Ein Blick verrät, warum: Vor einer umgestürzten Birke hat sich Wasser gesammelt und strömt bis auf die Lichtung. Libellen flitzen dort über Grashalme auf der Suche nach Insekten, es zwitschert im besten 3D-Natursound zwischen Buchen, Eichen und Farn. Einige seltene Pflanzenarten soll es hier sogar geben wie das gegenblättrige Milzkraut. Der Name des kleinen Ruheorts jedoch tut der Augenweide beinah unrecht: Auf dem Böllentroth.

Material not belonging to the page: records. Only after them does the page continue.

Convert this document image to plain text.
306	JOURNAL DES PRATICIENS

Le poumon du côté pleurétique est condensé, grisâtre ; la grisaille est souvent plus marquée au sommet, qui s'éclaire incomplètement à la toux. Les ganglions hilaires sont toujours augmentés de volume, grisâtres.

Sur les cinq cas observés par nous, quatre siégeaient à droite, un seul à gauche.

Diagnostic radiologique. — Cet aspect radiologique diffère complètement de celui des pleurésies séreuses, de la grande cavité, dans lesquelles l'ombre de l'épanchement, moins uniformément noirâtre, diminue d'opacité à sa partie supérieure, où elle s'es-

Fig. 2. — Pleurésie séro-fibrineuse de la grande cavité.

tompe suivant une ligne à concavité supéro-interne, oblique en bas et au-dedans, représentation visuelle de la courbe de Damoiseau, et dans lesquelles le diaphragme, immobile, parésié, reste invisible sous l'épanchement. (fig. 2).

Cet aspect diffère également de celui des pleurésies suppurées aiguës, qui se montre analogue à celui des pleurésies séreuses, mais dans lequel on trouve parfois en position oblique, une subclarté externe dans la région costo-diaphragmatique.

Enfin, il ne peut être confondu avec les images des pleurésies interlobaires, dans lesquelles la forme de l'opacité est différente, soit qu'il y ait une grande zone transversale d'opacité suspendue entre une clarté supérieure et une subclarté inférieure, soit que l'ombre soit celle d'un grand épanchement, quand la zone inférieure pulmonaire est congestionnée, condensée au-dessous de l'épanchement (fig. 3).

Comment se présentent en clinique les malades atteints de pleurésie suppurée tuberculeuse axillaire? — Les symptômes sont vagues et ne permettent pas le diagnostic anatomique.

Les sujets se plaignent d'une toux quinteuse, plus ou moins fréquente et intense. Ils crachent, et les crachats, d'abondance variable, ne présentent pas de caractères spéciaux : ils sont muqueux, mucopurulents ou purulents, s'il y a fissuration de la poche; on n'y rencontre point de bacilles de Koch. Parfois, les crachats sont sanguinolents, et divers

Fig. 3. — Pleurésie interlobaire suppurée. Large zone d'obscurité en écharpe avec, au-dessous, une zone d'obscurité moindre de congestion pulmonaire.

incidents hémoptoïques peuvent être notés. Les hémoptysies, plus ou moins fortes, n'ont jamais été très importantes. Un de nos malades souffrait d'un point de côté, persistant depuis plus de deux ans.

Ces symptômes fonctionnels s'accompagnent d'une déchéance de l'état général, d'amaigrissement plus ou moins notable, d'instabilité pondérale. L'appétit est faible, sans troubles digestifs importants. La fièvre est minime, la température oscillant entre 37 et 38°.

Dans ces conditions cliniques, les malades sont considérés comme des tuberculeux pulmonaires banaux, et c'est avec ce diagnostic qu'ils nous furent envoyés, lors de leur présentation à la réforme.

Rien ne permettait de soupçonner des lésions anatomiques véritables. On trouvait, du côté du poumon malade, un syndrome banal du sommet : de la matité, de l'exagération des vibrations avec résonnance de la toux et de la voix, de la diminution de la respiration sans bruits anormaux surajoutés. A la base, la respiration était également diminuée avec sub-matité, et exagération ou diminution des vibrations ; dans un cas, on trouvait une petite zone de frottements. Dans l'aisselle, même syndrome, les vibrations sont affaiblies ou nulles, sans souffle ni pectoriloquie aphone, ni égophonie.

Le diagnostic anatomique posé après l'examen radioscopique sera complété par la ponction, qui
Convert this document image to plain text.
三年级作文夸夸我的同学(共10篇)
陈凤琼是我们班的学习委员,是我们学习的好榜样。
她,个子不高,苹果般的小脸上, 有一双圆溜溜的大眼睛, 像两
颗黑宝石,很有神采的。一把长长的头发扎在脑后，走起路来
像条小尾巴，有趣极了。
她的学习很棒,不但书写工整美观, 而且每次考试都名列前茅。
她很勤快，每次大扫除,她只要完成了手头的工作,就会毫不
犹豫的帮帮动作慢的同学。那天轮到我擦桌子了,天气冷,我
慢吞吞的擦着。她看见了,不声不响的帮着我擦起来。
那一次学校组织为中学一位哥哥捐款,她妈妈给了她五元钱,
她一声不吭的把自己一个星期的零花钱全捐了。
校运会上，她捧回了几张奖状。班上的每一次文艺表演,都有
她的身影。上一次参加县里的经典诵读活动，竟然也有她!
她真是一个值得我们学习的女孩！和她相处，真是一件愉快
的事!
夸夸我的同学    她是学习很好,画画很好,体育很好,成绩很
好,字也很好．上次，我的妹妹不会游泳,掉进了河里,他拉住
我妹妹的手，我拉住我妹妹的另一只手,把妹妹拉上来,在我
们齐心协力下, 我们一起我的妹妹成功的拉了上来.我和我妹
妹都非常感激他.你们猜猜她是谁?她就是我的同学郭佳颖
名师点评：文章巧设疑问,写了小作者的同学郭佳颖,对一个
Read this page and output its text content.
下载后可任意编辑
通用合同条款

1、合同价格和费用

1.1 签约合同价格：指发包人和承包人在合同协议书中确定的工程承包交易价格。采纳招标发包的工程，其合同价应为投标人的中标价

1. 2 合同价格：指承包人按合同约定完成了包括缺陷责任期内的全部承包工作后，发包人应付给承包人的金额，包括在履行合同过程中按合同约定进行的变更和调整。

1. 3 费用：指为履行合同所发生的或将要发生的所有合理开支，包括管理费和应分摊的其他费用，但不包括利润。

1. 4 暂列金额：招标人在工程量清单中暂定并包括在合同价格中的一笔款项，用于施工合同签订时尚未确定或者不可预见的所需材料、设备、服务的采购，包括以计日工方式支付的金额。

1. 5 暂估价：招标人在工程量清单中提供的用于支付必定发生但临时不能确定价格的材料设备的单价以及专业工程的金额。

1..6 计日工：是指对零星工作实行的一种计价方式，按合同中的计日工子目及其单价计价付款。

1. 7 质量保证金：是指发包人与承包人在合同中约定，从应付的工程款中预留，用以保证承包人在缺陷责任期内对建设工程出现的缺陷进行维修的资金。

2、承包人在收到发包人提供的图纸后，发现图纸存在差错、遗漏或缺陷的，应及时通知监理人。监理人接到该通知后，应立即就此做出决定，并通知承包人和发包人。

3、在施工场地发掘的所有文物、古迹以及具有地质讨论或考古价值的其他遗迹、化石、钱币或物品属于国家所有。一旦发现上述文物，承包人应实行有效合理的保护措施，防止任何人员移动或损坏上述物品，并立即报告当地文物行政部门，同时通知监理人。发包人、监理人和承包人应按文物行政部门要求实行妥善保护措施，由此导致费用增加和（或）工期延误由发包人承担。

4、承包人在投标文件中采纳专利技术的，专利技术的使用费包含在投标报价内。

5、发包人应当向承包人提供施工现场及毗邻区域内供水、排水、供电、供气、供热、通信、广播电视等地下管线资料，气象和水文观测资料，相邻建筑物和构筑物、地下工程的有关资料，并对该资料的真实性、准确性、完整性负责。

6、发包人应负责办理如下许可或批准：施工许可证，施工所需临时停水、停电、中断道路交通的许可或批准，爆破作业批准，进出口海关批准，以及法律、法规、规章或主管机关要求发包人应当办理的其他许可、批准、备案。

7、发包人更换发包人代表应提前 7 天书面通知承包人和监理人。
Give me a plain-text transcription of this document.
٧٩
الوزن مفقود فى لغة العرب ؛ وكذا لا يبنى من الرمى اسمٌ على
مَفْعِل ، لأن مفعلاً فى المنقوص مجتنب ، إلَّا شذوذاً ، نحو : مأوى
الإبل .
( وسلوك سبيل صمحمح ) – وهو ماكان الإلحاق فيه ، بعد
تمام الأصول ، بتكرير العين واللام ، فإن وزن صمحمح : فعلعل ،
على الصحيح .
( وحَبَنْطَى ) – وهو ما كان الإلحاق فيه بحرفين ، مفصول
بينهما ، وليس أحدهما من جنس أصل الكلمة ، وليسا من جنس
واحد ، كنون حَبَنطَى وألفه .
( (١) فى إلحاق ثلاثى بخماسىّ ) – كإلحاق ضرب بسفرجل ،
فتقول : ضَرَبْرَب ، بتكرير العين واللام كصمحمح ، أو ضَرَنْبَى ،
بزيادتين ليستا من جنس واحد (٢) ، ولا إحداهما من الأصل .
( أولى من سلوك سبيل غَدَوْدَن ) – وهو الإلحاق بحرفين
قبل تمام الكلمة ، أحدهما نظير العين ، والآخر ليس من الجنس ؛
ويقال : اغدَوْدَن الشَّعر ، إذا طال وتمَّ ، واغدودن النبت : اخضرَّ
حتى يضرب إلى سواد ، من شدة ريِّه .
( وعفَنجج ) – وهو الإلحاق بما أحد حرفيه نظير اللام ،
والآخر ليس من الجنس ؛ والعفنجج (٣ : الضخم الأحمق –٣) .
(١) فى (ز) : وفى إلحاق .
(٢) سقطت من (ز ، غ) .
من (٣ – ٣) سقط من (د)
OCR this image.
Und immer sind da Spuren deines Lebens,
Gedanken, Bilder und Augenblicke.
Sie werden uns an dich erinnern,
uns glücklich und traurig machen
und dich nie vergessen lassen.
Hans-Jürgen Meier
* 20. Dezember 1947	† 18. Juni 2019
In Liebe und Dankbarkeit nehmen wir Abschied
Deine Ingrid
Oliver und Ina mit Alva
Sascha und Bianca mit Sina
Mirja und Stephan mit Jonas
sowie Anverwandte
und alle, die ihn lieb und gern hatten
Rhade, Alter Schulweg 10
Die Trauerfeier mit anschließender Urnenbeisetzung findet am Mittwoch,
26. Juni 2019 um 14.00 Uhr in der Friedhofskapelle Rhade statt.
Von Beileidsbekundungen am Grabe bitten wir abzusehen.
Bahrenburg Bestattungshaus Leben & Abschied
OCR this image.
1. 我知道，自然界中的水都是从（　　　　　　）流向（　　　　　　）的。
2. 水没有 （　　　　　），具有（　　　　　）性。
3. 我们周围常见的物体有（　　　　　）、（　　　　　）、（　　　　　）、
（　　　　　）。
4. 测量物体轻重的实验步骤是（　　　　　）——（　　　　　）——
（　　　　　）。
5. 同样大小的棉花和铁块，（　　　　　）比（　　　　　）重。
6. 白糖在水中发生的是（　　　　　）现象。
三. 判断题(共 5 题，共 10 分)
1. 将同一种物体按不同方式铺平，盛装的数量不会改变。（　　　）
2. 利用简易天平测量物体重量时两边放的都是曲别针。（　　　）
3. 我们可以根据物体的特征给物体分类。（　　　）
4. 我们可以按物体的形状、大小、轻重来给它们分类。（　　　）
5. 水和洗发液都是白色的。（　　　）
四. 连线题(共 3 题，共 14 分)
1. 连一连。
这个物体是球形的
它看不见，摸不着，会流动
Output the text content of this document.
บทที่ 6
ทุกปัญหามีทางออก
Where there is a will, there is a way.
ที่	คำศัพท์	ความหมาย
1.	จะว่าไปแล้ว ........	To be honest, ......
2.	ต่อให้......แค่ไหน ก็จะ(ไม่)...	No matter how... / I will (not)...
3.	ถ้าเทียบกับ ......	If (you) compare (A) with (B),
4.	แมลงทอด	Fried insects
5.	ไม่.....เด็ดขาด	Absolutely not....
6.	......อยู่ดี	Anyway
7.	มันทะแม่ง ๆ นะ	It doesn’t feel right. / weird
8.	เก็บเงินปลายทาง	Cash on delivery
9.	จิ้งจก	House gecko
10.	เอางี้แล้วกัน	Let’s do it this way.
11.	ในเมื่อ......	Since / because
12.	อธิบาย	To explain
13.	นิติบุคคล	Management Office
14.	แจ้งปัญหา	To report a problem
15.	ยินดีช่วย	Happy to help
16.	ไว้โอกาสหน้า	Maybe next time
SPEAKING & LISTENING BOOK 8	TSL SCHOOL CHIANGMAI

Eigentum verpflichtet: Der Böllentroth gehört zum Naturschutzgebiet
Und doch ist der fast ein Schnäppchen: Für 6.350 Euro Mindestgebot soll der Böllentroth unter den Hammer gehen – das sind rund 1,40 Euro pro Quadratmeter Grün. Ob es dabei zur Auktion am 1. Juli im RWE-Pavillon der Essener Philharmonie bleibt, kann Zerres natürlich nicht sagen.
Muss man das aber besitzen? Denn die Fläche ist frei zugänglich und mancher führt hier seinen Fiffi über Stock und Stein. Das soll auch so bleiben, denn der Böllentroth gehört zum Naturschutzgebiet und eine Sperrung lässt das Landesforstgesetz nur aus bestimmten Gründen und durch Genehmigung des Forstamtes zu.
Deshalb ist erst einmal gesetzlich alles verboten, was „zu einer Zerstörung, Beschädigung oder Veränderung des Schutzgebietes oder seiner Bestandteile, zu einer nachhaltigen Störung oder zu einer Beeinträchtigung der wissenschaftlichen Forschung“ (§ 23 Absatz 2 Satz 1 BNatSchG) führen kann. Das gilt auch für den Besitzer: Man darf hier also weder Hütten bauen noch möglicherweise ortsfremde Pflanzen mit beruhigender Wirkung ansiedeln.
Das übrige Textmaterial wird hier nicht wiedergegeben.